Wenige Tage nach dem Brand in Bodnegg reagierte Senec mit einer radikalen Maßnahme: Über das Internet schaltete die EnBW-Tochterfirma Tausende Solarspeicher ihrer Kunden einfach ab. Später aktivierte sie die Geräte wieder, begrenzte jedoch die Speicherkapazität. Zahlreiche Kunden wollten sich damit nicht abfinden und verklagten Senec-Händler auf Erstattung des Kaufpreises. Viele dieser Klagen waren erfolgreich.
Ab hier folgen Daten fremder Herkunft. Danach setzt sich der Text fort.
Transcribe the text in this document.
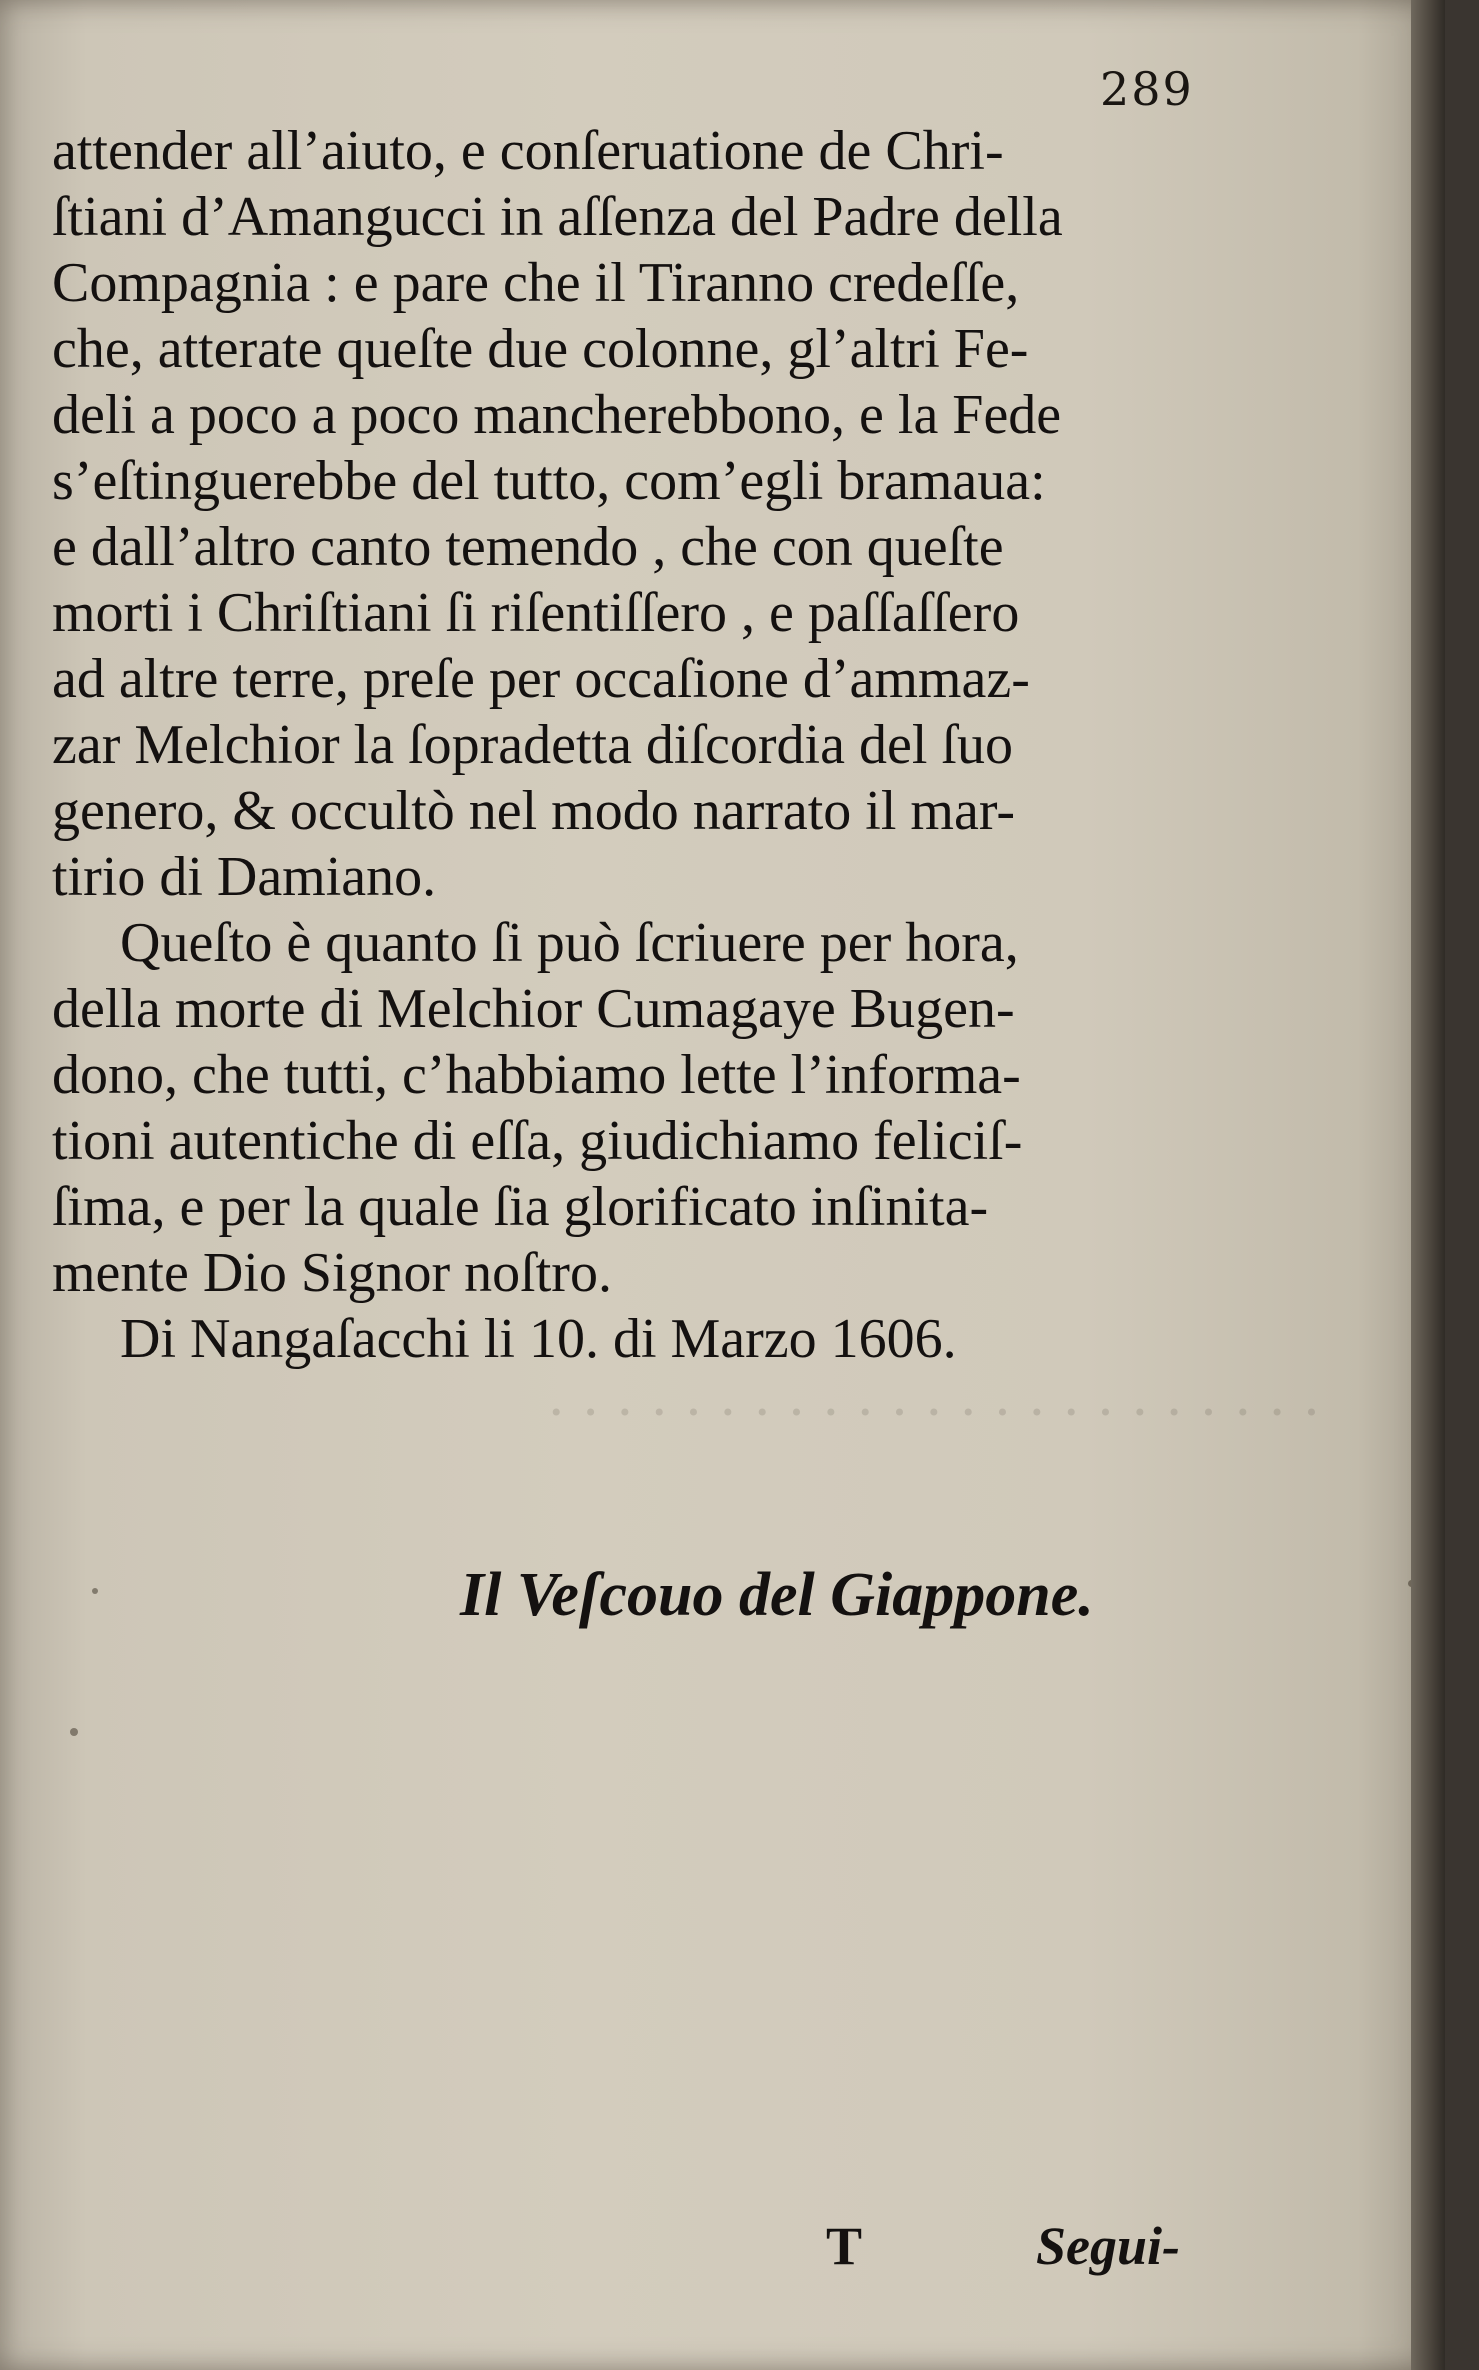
· · · · · · · · · · · · · · · · · · · · · · ·
289
attender all’aiuto, e conſeruatione de Chri-
ſtiani d’Amangucci in aſſenza del Padre della
Compagnia : e pare che il Tiranno credeſſe,
che, atterate queſte due colonne, gl’altri Fe-
deli a poco a poco mancherebbono, e la Fede
s’eſtinguerebbe del tutto, com’egli bramaua:
e dall’altro canto temendo , che con queſte
morti i Chriſtiani ſi riſentiſſero , e paſſaſſero
ad altre terre, preſe per occaſione d’ammaz-
zar Melchior la ſopradetta diſcordia del ſuo
genero, & occultò nel modo narrato il mar-
tirio di Damiano.
Queſto è quanto ſi può ſcriuere per hora,
della morte di Melchior Cumagaye Bugen-
dono, che tutti, c’habbiamo lette l’informa-
tioni autentiche di eſſa, giudichiamo feliciſ-
ſima, e per la quale ſia glorificato inſinita-
mente Dio Signor noſtro.
Di Nangaſacchi li 10. di Marzo 1606.
Il Veſcouo del Giappone.
T	Segui-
Trotz der Zwangsmaßnahmen aus der Ferne brannten weitere Senec-Speicher ab. Im Jahr 2023 verkündete das Unternehmen dann den Plan, bei insgesamt rund 100.000 ausgelieferten Speichern die Batteriemodule mit Nickel-Mangan-Cobalt- (NMC) oder Nickel-Cobalt-Aluminium-Zellen (NCA) durch neue Module mit Lithium-Eisenphosphat-Zellen (LFP) auszutauschen. Die Austauschaktion begann im Juli 2024. Anfang Januar 2025 waren nach Angaben von Senec 43.000 Speicher umgerüstet, bis zum Sommer sollen die restlichen folgen. Die Kosten der Aktion liegen "im niedrigen dreistelligen Millionen-Euro-Bereich", wie eine Senec-Sprecherin auf Anfrage von c’t sagte.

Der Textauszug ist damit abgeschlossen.